To that end, Republican Sens. Orrin Hatch, John Barrasso, and Lamar Alexander authored a Washington Post Op-Ed published over the weekend that bore the headline “We have a plan for fixing healthcare.” The three Republicans wrote in the lede that if the court rules against the ACA, then “Republicans have a plan to protect Americans harmed by the administration’s actions.” And just in case you were at all unclear whether or not Republicans have a plan, they wrote it again two paragraphs later: “Republicans have a plan to create a bridge away from Obamacare.”

So what is this great and wonderful thrice-declared plan? It’s tough to say. All we know for sure from reading the Hatch, Barrasso, Alexander Op-Ed is that the plan has two parts. Here’s what they write:

First and most important: We would provide financial assistance to help Americans keep the coverage they picked for a transitional period. It would be unfair to allow families to lose their coverage, particularly in the middle of the year.

Okay, but what does “financial assistance” mean? Will the assistance they receive be equal to their Obamacare subsidy? How will it be delivered? How will it be paid for? How long will the “transitional period” be? The senators don’t even attempt to answer these questions.

But part one is the very model of specificity compared to part two of the Republican “plan”:

Second, we will give states the freedom and flexibility to create better, more competitive health insurance markets offering more options and different choices. Republicans understand that what works in Utah is different from what works in Tennessee or Wyoming. We want to give states the time and flexibility to design health-care systems that work for them, not for the bureaucrats in Washington.

We’re no longer even partially in “plan” territory here – these are just talking points. Republicans have been saying some variation of this for the last half decade. All Hatch, Barrasso, and Alexander have said here is that, should the Supreme Court blow a hole in the ACA, they’ll let the states figure out… something. How much time will the states have to figure it out? They don’t say. What sort of “flexibility” will they have? They don’t say. All they know for sure is “freedom” is good and “bureaucrats in Washington” are bad. And this, they have the gall to argue, is the “plan.”

Having provided precisely zero details for their plan to address one of the more urgent policy questions the Republican Congress may have to grapple with, the three senators make the case that the GOP is largely unified in its thinking for the post-King landscape:

We have had many discussions with our Senate and House Republican colleagues on this issue, and there is a great deal of consensus on how to proceed. Many of our colleagues have good ideas, and we look forward to working together.

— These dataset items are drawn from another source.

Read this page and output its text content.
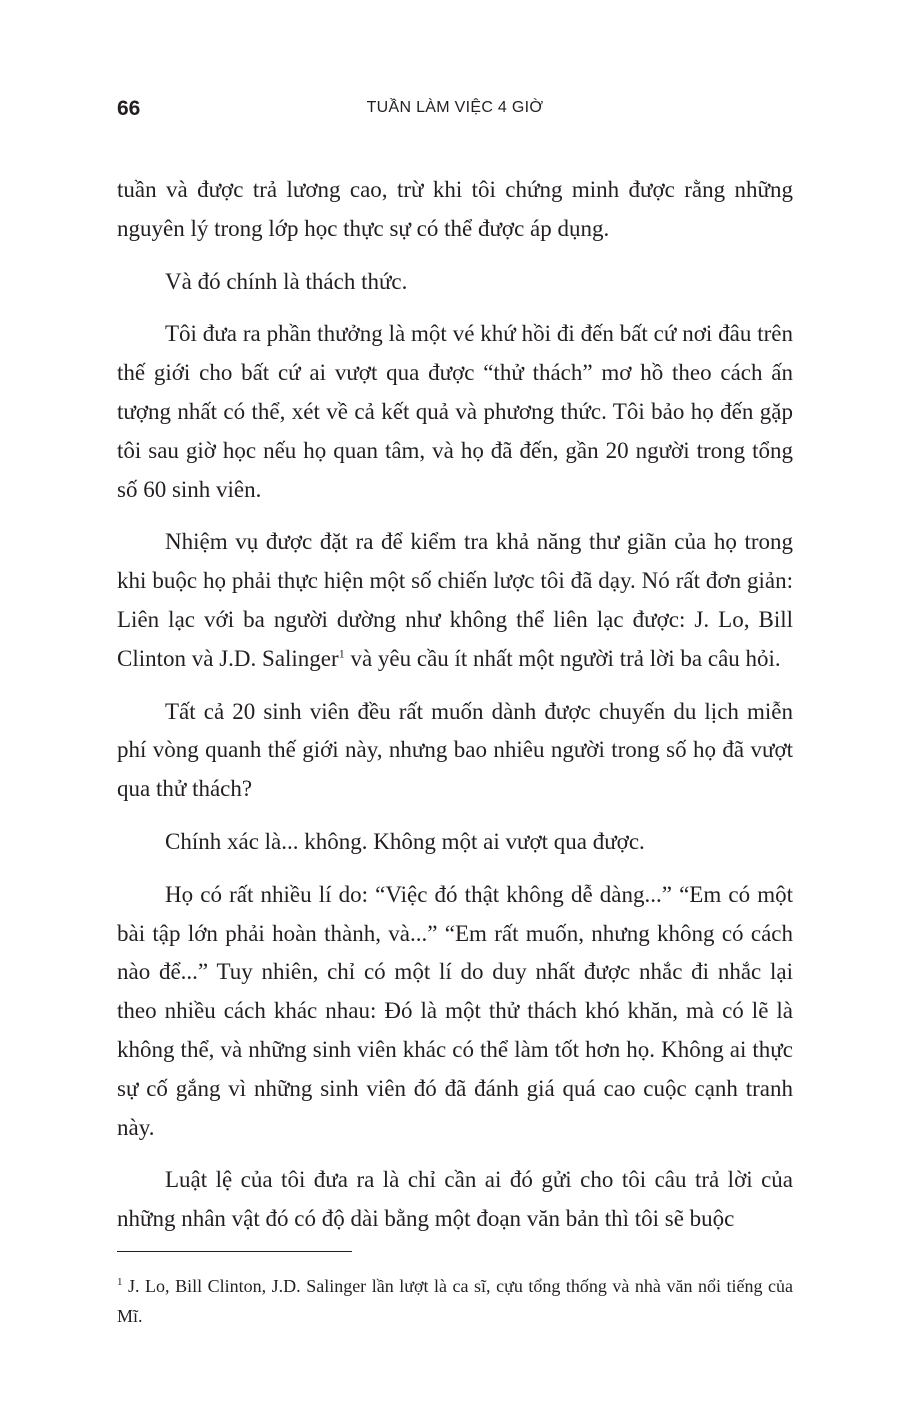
66	TUẦN LÀM VIỆC 4 GIỜ

tuần và được trả lương cao, trừ khi tôi chứng minh được rằng những nguyên lý trong lớp học thực sự có thể được áp dụng.

Và đó chính là thách thức.

Tôi đưa ra phần thưởng là một vé khứ hồi đi đến bất cứ nơi đâu trên thế giới cho bất cứ ai vượt qua được “thử thách” mơ hồ theo cách ấn tượng nhất có thể, xét về cả kết quả và phương thức. Tôi bảo họ đến gặp tôi sau giờ học nếu họ quan tâm, và họ đã đến, gần 20 người trong tổng số 60 sinh viên.

Nhiệm vụ được đặt ra để kiểm tra khả năng thư giãn của họ trong khi buộc họ phải thực hiện một số chiến lược tôi đã dạy. Nó rất đơn giản: Liên lạc với ba người dường như không thể liên lạc được: J. Lo, Bill Clinton và J.D. Salinger$^1$ và yêu cầu ít nhất một người trả lời ba câu hỏi.

Tất cả 20 sinh viên đều rất muốn dành được chuyến du lịch miễn phí vòng quanh thế giới này, nhưng bao nhiêu người trong số họ đã vượt qua thử thách?

Chính xác là... không. Không một ai vượt qua được.

Họ có rất nhiều lí do: “Việc đó thật không dễ dàng...” “Em có một bài tập lớn phải hoàn thành, và...” “Em rất muốn, nhưng không có cách nào để...” Tuy nhiên, chỉ có một lí do duy nhất được nhắc đi nhắc lại theo nhiều cách khác nhau: Đó là một thử thách khó khăn, mà có lẽ là không thể, và những sinh viên khác có thể làm tốt hơn họ. Không ai thực sự cố gắng vì những sinh viên đó đã đánh giá quá cao cuộc cạnh tranh này.

Luật lệ của tôi đưa ra là chỉ cần ai đó gửi cho tôi câu trả lời của những nhân vật đó có độ dài bằng một đoạn văn bản thì tôi sẽ buộc

$^1$ J. Lo, Bill Clinton, J.D. Salinger lần lượt là ca sĩ, cựu tổng thống và nhà văn nổi tiếng của Mĩ.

There is absolutely no reason to believe that is true. If the Republicans were indeed anywhere close to a “consensus on how to proceed” with healthcare policy, then why are they trying to pass off stale, anodyne platitudes about “freedom and flexibility” as the Republican “plan.” The fact is that they can’t get any more specific than that without incurring the wrath of some faction within the party that won’t tolerate tax increases to pay for health subsidies, or is dead set against any sort of regulation of the insurance market. The GOP has been an incoherent mess on healthcare policy for as long as anyone can remember, but the one thing they do agree on is that "freedom" is the alternative to Obamacare.

This is about appearances, and it’s designed to leave the impression that a party that can’t even unite to fund a single department within the government has somehow coalesced around a plan for dealing with a wildly complex and politically sensitive policy issue. Republicans love to quote Nancy Pelosi (sans context) when she said back in 2010 that “we have to pass the [Affordable Care Act] so that you can find out what’s in it.” This Op-Ed is the Congressional GOP is the political equivalent of that. Yes, they have a plan – just get rid of Obamacare and they’ll let you know what it is.